О да, теперь-то я мог смеяться, стоя у открытой двери, куда холодная тьма вползала невидимым облаком, и если Гровер Уинбуш стоял где-нибудь на площади (но он, конечно, не стоял, в этот трескучий мороз, не такой он дурак), ему был бы виден не только свет в окнах. О да, теперь она смотрела мне в глаза: море, которое через секунду должно было поглотить меня, не нарочно, не сознательно, нацеленной заранее волной, а потому что я стоял на пути бессознательной этой волны. Нет, и это неправильно. Просто она вдруг тронулась с места.
— Закройте двери, — сказала она. — Холодно. — И пошла ко мне, не торопясь. — Значит, вы решили, что я пришла поэтому? Из-за Манфреда?
— А разве нет? — сказал я.
— Может быть. — Она подходила ко мне, не торопясь. — Сперва — может быть. Но это не имеет значения. Я хочу сказать — для Манфреда. Все эти медяшки. Ему все равно. Ему это даже нравится. Для него это развлечение. Закройте двери, пока холоду не напустили. — Я закрыл двери и быстро обернулся, отступая назад.
— Не трогайте меня! — сказал я.
— Хорошо, — сказала она. — Но ведь вы никак… — И тут даже она не договорила; даже у бесчувственного моря есть сострадание, но я и это мог вынести; я даже договорил за нее:
— Манфреду это было бы безразлично, потому что я никак не могу сделать больно, нанести вред, повредить ему; дело не в Манфреде, не во мне, как бы я ни поступил. Он бы и сам охотно подал в отставку, и не делает он этого единственно, чтобы доказать, что я не в силах его заставить. Хорошо. Согласен. Тогда почему же вы не уходите домой? Что вам здесь нужно?

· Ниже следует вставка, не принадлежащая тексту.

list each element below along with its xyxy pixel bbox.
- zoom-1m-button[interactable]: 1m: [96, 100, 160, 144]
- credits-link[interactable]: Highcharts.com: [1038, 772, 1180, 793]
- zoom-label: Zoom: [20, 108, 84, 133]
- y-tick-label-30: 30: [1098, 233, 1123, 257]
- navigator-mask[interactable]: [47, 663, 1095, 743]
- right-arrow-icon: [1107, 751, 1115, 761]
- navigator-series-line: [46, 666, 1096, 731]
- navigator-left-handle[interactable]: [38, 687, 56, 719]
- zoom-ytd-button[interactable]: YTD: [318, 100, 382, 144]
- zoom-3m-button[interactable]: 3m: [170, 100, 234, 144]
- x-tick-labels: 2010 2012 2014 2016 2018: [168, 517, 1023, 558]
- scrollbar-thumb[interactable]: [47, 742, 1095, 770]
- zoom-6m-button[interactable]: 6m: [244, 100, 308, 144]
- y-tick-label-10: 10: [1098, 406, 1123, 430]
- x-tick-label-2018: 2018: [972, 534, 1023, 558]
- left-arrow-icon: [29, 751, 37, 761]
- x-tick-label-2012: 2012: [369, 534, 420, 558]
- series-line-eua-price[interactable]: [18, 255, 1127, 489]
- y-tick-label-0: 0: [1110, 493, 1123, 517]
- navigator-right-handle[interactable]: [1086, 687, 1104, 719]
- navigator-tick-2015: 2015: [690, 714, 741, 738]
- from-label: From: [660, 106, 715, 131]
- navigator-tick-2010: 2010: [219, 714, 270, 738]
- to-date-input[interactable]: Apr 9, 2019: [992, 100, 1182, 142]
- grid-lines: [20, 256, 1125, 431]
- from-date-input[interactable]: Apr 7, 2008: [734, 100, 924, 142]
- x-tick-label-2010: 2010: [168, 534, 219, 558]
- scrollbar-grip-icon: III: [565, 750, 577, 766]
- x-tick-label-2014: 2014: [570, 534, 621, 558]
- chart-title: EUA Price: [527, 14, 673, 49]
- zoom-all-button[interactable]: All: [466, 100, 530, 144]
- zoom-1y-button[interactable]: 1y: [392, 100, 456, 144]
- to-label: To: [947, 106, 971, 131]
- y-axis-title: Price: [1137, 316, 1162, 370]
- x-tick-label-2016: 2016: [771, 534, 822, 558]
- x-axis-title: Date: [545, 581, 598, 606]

— Потому что вы несчастны, — сказала она. — Не люблю несчастных людей. Они мешают. Особенно если можно…
— Да! — сказал, крикнул я. — Если можно так легко, так просто… Если никто даже не заметит, и меньше всего Манфред, потому что мы оба согласились, что Гэвин Стивенс никак не может обидеть Манфреда де Спейна, даже наставив ему рога с его любовницей. Значит, вы пришли просто из сострадания, из жалости: даже не из честного страха или хотя бы из обыкновенного уважения. Просто из жалости. Просто из сострадания. — И тут мне все стало ясно. — Вы не просто хотели доказать, что, получив то, чего я, как мне кажется, хочу, я не стану счастливее, вы хотели показать мне, что из-за того, чего я, как мне казалось, желал, не стоит чувствовать себя несчастным. Неужели для вас это ничего не значит? Я не говорю — с Флемом: неужто даже с Манфредом? — Я говорил, нет, кричал: — Только не уверяйте меня, что Манфред вас для того и послал — утешить несчастного!
Но она просто стояла, обволакивая меня этой глубокой, безмятежной, страшной» синевой. — Вы слишком много времени тратите на ожидание, — сказала она. — Не ждите. Вы живой, вы хотите, вы должны, и вы это делаете. Вот и все. Не тратьте время на ожидание. — И она стала подходить ко мне, а я был заперт, зажат не только дверью, но и углом стола.
— Не троньте меня! — сказал я. — Значит, если бы только у меня хватило ума перестать ждать, вернее, никогда не ждать, не надеяться, не мечтать; если бы у меня хватило ума просто сказать: «Я живой, я хочу, я сделаю», — и сделать, — если бы я так сделал, — значит, я мог бы быть на месте Манфреда? Но неужели вы не понимаете? Неужели вы не можете понять, что тогда я не был бы самим собой? — Нет, она даже не слушала меня, просто смотрела на меня: невыносимая, бездонная синева, задумчивая и безмятежная.
— Может быть, это оттого, что вы джентльмен, а я раньше никогда их не встречала.